My rating: 5 of 5 stars
Queen Sugar hadn’t been anywhere on my radar until I started catching promotions for its television series adaptation on Oprah’s network OWN. As the first season of Greenleaf was winding down, commercials said that if viewers liked Greenleaf they would love Queen Sugar. When I learned Ava DuVernay, director of Middle of Nowhere and Selma, was helming the adaptation, I couldn’t wait for the series to begin. With the trailer looking so intriguing, I figured the book on which it was based must be just as good, if not better, as is usually the case. I haven’t begun the series yet, but I loved the book.
Charlie Bordelon thought she’d inherit cash or tenant property after her father’s death. She never imagined owning 800 acres of sugarcane farmland. The young widow—her husband was killed during a robbery–and her eleven-year-old daughter make the cross country drive from Los Angeles to Louisiana to claim her inheritance. They are joined by Charlie’s overbearing grandmother Miss Honey.
Although Charlie hasn’t seen her older, half-brother Ralph Angel since she was 12, both he and Miss Honey believe he should be part owner of the farm. Neither of them knows how much manual labor and her own money Charlie has put up to improve the neglected farm. They’re also clueless about her efforts to secure two reluctant business partners.
On top of dealing with family drama, Charlie must deal with racism and sexism from the older, richer, white male legacy farmers chomping at the bit, hoping and waiting for her to fail so they can swoop in and purchase her land and equipment at a fraction of their worth. Charlie must also ensure Micah is adjusting well to her new home and life. Throughout all this, a budding romance manages to steal moments of Charlie’s attention.
A converging story with that of Charlie’s is that of Ralph Angel. While everyone else regards him as the family’s black sheep, Miss Honey staunchly stands in his corner, and even handles him with kid gloves. Like Charlie, Ralph Angel has lost his spouse and is raising a child on his own. Unlike Charlie, he did not grow up with their father and has had a difficult life, partly because of his childhood, partly because of his own missteps. He has a sense of entitlement with everyone, but because he does seem to have a dark cloud looming over him, the reader will feel empathy for him at times—when they’re not angry with him.
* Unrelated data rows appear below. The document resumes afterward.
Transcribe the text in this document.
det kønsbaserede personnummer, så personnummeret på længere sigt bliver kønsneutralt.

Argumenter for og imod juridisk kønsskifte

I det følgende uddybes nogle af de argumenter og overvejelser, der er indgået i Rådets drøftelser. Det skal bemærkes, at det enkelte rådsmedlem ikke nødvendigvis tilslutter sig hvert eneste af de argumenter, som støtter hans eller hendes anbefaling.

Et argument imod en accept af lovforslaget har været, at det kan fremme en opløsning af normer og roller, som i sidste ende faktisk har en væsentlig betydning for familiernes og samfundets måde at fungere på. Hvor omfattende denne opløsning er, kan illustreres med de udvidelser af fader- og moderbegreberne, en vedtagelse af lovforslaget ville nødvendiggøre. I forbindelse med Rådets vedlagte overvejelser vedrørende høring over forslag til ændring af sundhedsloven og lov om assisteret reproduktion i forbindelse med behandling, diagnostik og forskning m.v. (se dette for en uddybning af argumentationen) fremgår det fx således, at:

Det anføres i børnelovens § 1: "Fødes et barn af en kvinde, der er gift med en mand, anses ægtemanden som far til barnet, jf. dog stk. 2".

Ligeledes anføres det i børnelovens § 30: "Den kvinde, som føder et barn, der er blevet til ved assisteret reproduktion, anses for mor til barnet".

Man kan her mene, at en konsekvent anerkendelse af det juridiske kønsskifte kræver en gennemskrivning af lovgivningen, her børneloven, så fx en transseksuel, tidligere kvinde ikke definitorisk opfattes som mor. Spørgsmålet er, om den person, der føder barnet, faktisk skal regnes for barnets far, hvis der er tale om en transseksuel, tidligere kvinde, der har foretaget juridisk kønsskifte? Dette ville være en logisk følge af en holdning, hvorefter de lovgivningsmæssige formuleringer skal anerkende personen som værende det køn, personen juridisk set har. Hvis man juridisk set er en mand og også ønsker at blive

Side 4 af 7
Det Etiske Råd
Queen Sugar is an awesome read. It’s full of imperfect relationships, most of which are Charlie’s. In just a year, she encounters new family drama, racial tension and rocky business partnerships. Another great aspect about Queen Sugar is that it’s set in contemporary times, but because of the southern setting also feels like it could be the late 50s or 60s. In an odd way, it adds a charming feeling until there’s mention of an iPod or a cell phone, which reminds me it’s current times. No matter the time, Baszile’s writing is such that you’ll feel as if you’re right there on the Bordelon farm, in the scorching Louisiana sun with Charlie.